When we written the first monograph , we catalog the mircoservices in 8 types, they are: Load Data; Load Model, Pre- processing; Tuning; Training; Evaluation; Production; and Observer, but nowadays there are not all microservices types createds, we plan create all types till second monograph, but the exsting microservice are cataloged in this types: Database API- Load Data Projection API- Preprocessing Data type API- Preprocessing Histogram API- Preprocessing t-SNE API- Preprocessing PCA API- Preprocessing Model builder API- pre-processing, training and evaluation. (we will desacouple this microservice till second monograph)

riibeirogabriel commented 3 years ago

Then, maybe you meant categorize the types in preprocessing , right?
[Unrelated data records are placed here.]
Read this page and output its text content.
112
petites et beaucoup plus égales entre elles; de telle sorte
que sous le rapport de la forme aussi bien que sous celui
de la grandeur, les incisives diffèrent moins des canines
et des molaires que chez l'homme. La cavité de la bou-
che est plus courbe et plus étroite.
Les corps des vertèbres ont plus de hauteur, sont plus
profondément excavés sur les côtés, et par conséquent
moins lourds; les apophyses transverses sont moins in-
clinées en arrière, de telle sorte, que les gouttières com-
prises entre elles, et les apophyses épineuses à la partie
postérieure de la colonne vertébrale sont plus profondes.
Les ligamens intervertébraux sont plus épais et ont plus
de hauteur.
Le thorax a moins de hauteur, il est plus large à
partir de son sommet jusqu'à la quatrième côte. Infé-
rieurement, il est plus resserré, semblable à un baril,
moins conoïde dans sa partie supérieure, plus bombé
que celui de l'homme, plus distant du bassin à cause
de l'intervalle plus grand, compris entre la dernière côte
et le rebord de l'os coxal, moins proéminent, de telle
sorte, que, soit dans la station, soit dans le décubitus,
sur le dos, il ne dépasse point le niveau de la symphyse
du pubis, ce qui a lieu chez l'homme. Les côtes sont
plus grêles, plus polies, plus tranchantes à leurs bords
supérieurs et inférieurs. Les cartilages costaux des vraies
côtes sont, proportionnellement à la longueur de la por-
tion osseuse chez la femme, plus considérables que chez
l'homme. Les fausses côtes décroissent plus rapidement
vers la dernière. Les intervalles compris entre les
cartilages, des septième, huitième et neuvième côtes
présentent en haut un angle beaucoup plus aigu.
LaChapeliere commented 3 years ago

Hum, is your advisor a data scientist? Your preprocessing sounds weird to me. For me, preprocessing means preparing the data so that you can run analyses on it. Data cleaning, type casting, date formatting, stop word removal, ...
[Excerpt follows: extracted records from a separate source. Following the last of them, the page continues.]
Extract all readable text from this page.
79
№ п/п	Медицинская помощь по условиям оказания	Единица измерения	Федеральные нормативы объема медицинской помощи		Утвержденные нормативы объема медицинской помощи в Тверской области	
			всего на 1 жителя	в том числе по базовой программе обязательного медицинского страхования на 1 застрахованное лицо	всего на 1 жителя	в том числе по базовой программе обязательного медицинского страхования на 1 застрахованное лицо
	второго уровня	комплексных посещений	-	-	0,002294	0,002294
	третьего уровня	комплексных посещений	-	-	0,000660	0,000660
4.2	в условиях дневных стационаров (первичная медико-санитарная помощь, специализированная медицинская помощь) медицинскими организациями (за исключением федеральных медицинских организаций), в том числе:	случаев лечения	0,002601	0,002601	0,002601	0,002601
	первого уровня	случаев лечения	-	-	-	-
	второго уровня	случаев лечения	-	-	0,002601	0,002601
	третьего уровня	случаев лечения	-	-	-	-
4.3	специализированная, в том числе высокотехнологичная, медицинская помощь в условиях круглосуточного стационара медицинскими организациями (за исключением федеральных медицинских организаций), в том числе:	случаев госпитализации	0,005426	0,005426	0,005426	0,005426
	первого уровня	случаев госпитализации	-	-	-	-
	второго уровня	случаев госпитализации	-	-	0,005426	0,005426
riibeirogabriel commented 3 years ago

One of my advisors is a data scientist, learningOrchestra needs more microservices to also make this steps, but you need know how model builder microservice works, the model builder has as parameter a python 3 code, this code is written by user, with this code the data scientis can treat the particularities from a dataset, we did think which none microservice can treat the particularities from all datasets, then we create the preprocess code param. Did you see the preprocess code created to titanic dataset? we make all mentioned steps by you (Data cleaning, type casting ( data type handler microservice haha), date formatting, stop word removal) and more! please take a quick view https://learningorchestra.github.io/learningOrchestra-docs/modelbuilder-api/. Model builder needs a string( the python 3 preprocess code), and then model builder interpretes this string as python code and make this instruction on dataset (a pyspark dataframe), if you scroll down to preprocessor_code Example section, you will see the titanic code, this code is sended as string (the python client package is the best way to make a request with this code). What do you think?
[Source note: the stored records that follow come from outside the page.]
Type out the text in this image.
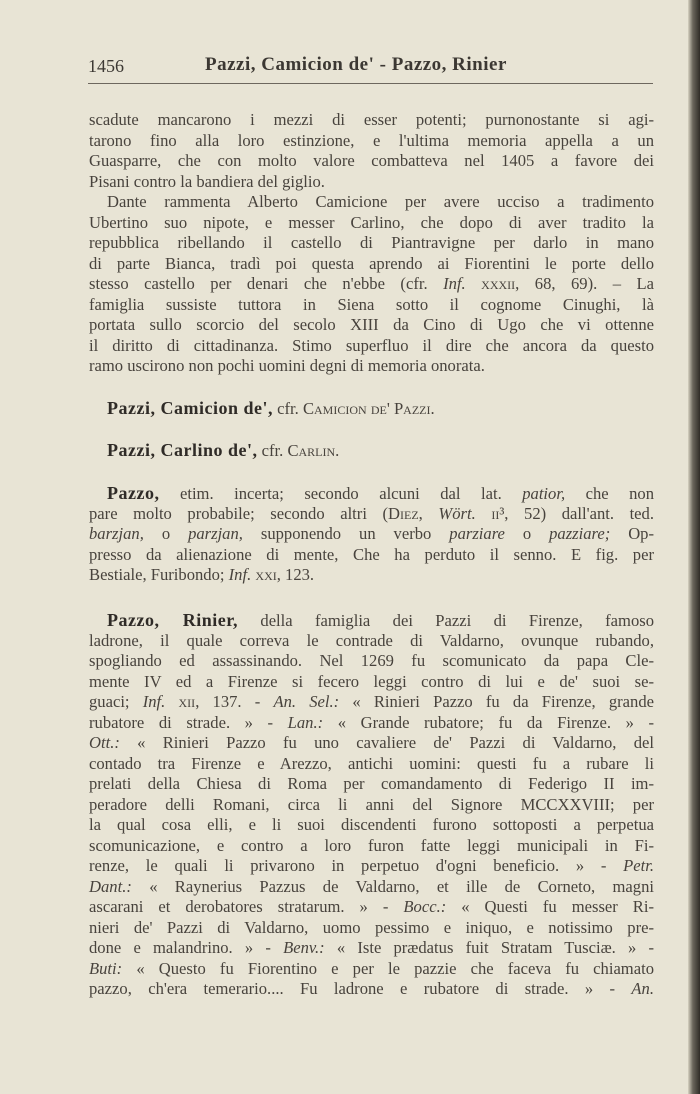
1456	Pazzi, Camicion de' - Pazzo, Rinier
scadute mancarono i mezzi di esser potenti; purnonostante si agi-
tarono fino alla loro estinzione, e l'ultima memoria appella a un
Guasparre, che con molto valore combatteva nel 1405 a favore dei
Pisani contro la bandiera del giglio.
Dante rammenta Alberto Camicione per avere ucciso a tradimento
Ubertino suo nipote, e messer Carlino, che dopo di aver tradito la
repubblica ribellando il castello di Piantravigne per darlo in mano
di parte Bianca, tradì poi questa aprendo ai Fiorentini le porte dello
stesso castello per denari che n'ebbe (cfr. Inf. xxxii, 68, 69). – La
famiglia sussiste tuttora in Siena sotto il cognome Cinughi, là
portata sullo scorcio del secolo XIII da Cino di Ugo che vi ottenne
il diritto di cittadinanza. Stimo superfluo il dire che ancora da questo
ramo uscirono non pochi uomini degni di memoria onorata.
Pazzi, Camicion de', cfr. Camicion de' Pazzi.
Pazzi, Carlino de', cfr. Carlin.
Pazzo, etim. incerta; secondo alcuni dal lat. patior, che non
pare molto probabile; secondo altri (Diez, Wört. ii³, 52) dall'ant. ted.
barzjan, o parzjan, supponendo un verbo parziare o pazziare; Op-
presso da alienazione di mente, Che ha perduto il senno. E fig. per
Bestiale, Furibondo; Inf. xxi, 123.
Pazzo, Rinier, della famiglia dei Pazzi di Firenze, famoso
ladrone, il quale correva le contrade di Valdarno, ovunque rubando,
spogliando ed assassinando. Nel 1269 fu scomunicato da papa Cle-
mente IV ed a Firenze si fecero leggi contro di lui e de' suoi se-
guaci; Inf. xii, 137. - An. Sel.: « Rinieri Pazzo fu da Firenze, grande
rubatore di strade. » - Lan.: « Grande rubatore; fu da Firenze. » -
Ott.: « Rinieri Pazzo fu uno cavaliere de' Pazzi di Valdarno, del
contado tra Firenze e Arezzo, antichi uomini: questi fu a rubare li
prelati della Chiesa di Roma per comandamento di Federigo II im-
peradore delli Romani, circa li anni del Signore MCCXXVIII; per
la qual cosa elli, e li suoi discendenti furono sottoposti a perpetua
scomunicazione, e contro a loro furon fatte leggi municipali in Fi-
renze, le quali li privarono in perpetuo d'ogni beneficio. » - Petr.
Dant.: « Raynerius Pazzus de Valdarno, et ille de Corneto, magni
ascarani et derobatores stratarum. » - Bocc.: « Questi fu messer Ri-
nieri de' Pazzi di Valdarno, uomo pessimo e iniquo, e notissimo pre-
done e malandrino. » - Benv.: « Iste prædatus fuit Stratam Tusciæ. » -
Buti: « Questo fu Fiorentino e per le pazzie che faceva fu chiamato
pazzo, ch'era temerario.... Fu ladrone e rubatore di strade. » - An.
riibeirogabriel commented 3 years ago

And i will work in your PR tomorrow!

LaChapeliere commented 3 years ago

I think that you definitively need to cut that microservice into several ones :rofl: But I agree with your labelling for that microservice, I was more surprised that you labelled Projection API, Histogram API, t-SNE API, and PCA API as "Preprocessing". For me t-SNE and PCA are models. The projection can be simple visualisation, or machine learning model depending on what kind of projection it is. Histograms are definitively visualisation. I understand that they don't actually product a graph in this microservice setup, so I'm not sure how to label them, but I think "Preprocessing" is too confusing.

riibeirogabriel commented 3 years ago

You is right! i also think that preprocessing was confused, but we will improve in next releases to second monograph, and yes, we will cut the model builder microservice in several microservices.

riibeirogabriel commented 3 years ago

PCA and t-SNE definitively are not preprocessing microservices, my advisor have thinked in use them to visualizate the state of a dataset in each step on pipeline.

LaChapeliere commented 3 years ago

I'll give some thought to the category names tonight and propose something else tomorrow?

riibeirogabriel commented 3 years ago

Sounds good, there is no haste, and thanks!